Comparison map for a presentation
“I have two shapefiles: tree canopy coverage from 2015 and 2023. Create a side-by-side map showing canopy change, and calculate the total canopy loss in acres. Use a diverging color scheme — green for gain, red for loss. Export as a high-resolution PNG suitable for a presentation slide.”
Interactive web map for stakeholders
“Create an interactive HTML map from the attached GeoJSON of proposed trail routes. Color each route by difficulty (easy/moderate/hard from the attributes). Add popups showing trail name, distance, and elevation gain. Include a legend and layer toggles so viewers can show/hide difficulty levels. This will be shared with the public — make it clean and easy to use.”
Reusable analysis workflow
“I need to run a 500-meter buffer analysis around each school in this shapefile, then intersect the buffers with the zoning layer to find how much commercially-zoned land is within walking distance of each school. Give me the results as a CSV and a map. Save the Python script as an artifact so I can add it to this project and re-run it next quarter when the zoning data updates.”
Output formats
Tell Claude what format you need. You can request multiple outputs in one conversation.
- PDF reports — combine maps, charts, tables, and narrative text into a single document. Great for client deliverables, final projects, and stakeholder presentations.
- Interactive HTML maps — zoomable maps with popups, legends, and layer controls. Share as a single file anyone can open in a browser — no GIS software needed on their end.
- Static images (PNG/SVG) — publication-quality maps for reports, slides, and posters. Request specific dimensions and DPI for print.
- Data files — GeoJSON, Shapefile (zipped), GeoPackage, CSV, or KML. Useful when you need to bring Claude's analysis results back into ArcGIS, QGIS, or Google Earth.
- Python scripts — Claude creates these as artifacts you can save to your Project. Re-run them in future conversations with new data, adapt them for similar projects, share them with colleagues, or include them as a methods appendix.
Tips
- Be specific about the deliverable. "Create a PDF report with a map, summary statistics, and a methods section" produces much better results than "analyze this data."

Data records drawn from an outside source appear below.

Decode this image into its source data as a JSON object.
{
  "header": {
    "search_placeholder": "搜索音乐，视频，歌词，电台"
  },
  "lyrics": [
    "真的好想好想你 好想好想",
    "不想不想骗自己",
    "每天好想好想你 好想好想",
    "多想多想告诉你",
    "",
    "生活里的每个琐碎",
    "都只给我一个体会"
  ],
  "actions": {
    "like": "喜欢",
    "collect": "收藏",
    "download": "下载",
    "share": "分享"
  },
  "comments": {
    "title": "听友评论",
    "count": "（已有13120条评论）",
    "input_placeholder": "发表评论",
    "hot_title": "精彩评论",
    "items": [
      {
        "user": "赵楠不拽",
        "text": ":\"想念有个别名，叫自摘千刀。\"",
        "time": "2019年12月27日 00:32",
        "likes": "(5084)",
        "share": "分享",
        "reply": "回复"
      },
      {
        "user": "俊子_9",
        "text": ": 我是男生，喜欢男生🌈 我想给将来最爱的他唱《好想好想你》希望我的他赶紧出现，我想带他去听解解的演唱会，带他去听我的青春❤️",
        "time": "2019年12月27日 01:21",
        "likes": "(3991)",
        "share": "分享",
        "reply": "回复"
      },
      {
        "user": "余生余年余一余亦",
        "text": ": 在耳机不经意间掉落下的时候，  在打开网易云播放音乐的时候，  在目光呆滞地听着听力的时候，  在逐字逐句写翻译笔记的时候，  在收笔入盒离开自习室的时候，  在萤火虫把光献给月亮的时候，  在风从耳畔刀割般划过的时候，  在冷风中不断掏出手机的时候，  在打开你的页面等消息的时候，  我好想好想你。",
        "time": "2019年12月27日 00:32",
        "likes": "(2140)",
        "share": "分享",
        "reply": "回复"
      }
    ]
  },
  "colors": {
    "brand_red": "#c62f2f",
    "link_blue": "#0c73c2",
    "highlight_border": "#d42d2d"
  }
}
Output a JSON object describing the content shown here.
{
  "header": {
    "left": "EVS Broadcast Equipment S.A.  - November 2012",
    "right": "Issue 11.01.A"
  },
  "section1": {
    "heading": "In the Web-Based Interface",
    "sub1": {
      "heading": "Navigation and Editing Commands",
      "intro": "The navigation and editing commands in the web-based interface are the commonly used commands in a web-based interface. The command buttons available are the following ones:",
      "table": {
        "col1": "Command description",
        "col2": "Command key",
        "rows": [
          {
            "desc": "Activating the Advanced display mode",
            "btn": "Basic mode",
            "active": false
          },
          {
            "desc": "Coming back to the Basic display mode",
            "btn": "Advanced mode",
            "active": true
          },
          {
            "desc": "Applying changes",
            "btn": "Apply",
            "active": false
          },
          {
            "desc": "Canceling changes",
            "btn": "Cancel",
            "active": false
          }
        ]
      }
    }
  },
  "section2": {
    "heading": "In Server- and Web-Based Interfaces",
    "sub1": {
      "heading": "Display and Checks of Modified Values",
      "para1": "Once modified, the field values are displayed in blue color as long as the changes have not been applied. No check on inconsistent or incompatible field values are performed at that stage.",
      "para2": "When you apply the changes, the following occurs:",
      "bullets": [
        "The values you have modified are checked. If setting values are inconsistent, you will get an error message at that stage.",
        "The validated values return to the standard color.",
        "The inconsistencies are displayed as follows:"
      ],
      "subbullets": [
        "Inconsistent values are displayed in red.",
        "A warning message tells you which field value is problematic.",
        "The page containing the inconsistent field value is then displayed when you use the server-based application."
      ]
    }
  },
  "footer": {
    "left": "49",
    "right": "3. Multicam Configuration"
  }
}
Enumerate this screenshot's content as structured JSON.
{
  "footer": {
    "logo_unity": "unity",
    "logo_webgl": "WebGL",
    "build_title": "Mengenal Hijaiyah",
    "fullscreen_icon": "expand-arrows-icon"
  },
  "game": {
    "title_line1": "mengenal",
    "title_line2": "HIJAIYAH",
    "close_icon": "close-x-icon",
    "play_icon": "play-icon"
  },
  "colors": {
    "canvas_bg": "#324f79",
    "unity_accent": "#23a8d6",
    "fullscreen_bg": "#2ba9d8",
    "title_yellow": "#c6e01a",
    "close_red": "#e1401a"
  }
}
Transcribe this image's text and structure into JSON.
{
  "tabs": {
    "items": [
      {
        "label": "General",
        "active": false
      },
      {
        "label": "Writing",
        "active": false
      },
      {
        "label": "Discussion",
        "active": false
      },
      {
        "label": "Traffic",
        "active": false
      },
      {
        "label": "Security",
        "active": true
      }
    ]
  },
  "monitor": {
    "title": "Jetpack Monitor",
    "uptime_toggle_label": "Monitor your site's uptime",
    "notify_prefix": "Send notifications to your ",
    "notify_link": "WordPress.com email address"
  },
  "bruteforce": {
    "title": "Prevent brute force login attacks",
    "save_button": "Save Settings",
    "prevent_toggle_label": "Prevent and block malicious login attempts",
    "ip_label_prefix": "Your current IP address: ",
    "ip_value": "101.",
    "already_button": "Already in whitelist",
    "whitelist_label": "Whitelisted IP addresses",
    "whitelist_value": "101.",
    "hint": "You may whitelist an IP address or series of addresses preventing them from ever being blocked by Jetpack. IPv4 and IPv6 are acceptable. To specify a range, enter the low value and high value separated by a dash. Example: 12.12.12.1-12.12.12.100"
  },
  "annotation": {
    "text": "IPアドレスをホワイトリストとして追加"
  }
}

- Mention your CRS. If you know your data's coordinate system, tell Claude. If not, mention where the data came from — Claude can usually infer the correct projection.
- Save scripts to your Project. When Claude produces an analysis script as an artifact, save it to your Project's knowledge base. Next time you start a conversation in that project, Claude already has the script — just upload new data and say "run the analysis." No re-uploading or copy-pasting.
- Build up in one conversation. Start with the core analysis, then layer on: "Now add a legend," "Export that as a PDF with a title page," "Add a chart of the same data." Claude keeps the full context so each request builds on the last.
- Your Project carries forward. Once you set up a Project with your preferences, every new conversation starts ready to go. You won't need to re-explain your output format, CRS, or styling choices — just upload data and describe the analysis.
- Zip your Shapefiles. Shapefiles are multiple files (.shp, .dbf, .prj, .shx). Zip the folder before uploading so Claude gets all the components.